Most likely this is a common commutator style DC motor and the brushes are worn down quite a bit or there is a bad spot on the armature. When Randy taps the motor with a hammer, it is making the brushes in the motor shift and come into contact with the armature or it is causing the armature to shift slightly moving one or more of the brushes off the bad spot. In a lot of cases, motors like these are not setup to be repaired in the field since the cases are sealed o keep out the weather and one has to open them like a can to get to the internals. So a field overhaul is just not possible. One can only swap out the motor as a complete unit like Randy had to. Killer deal on finding the cross over part. I have had to do the same thing with my vette a couple times.
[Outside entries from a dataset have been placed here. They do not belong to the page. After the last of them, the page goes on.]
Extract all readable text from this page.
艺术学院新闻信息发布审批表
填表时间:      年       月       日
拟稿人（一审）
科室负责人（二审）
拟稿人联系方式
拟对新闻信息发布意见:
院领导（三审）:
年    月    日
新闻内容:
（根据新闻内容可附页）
I am sure I will face this same project one day soon as well. I pick up my 95 Destiny M400SI next friday. Drop me a PM about the manual you have. I think I am going to definately need it. Nice write up on the repair, photos, and documentation Randy!
Paul & Julie
1995 Coachmen M400Si Destiny DP
300 Cummins CTA 8.3
6 spd Allison
Spartan Raised Rail Chassis
Featherlite Trailer / 98 Jeep Grand Cherokee Limited 5.9
Harlequin Great Dane "Zoe"
Thanks for a great post -- the pictures and procedures were awesome. My Kwikee step motor is giving me some trouble and I would like to replace it, but how did you find that a Taurus window motor was the right replacement? Do I have to remove the current motor and take it to Napa and just eyeball every window motor they have to see which comes closest? Is there a parts # on the Kwikee motor that provides a clue? Anyway, thanks for a very informative and helpful post.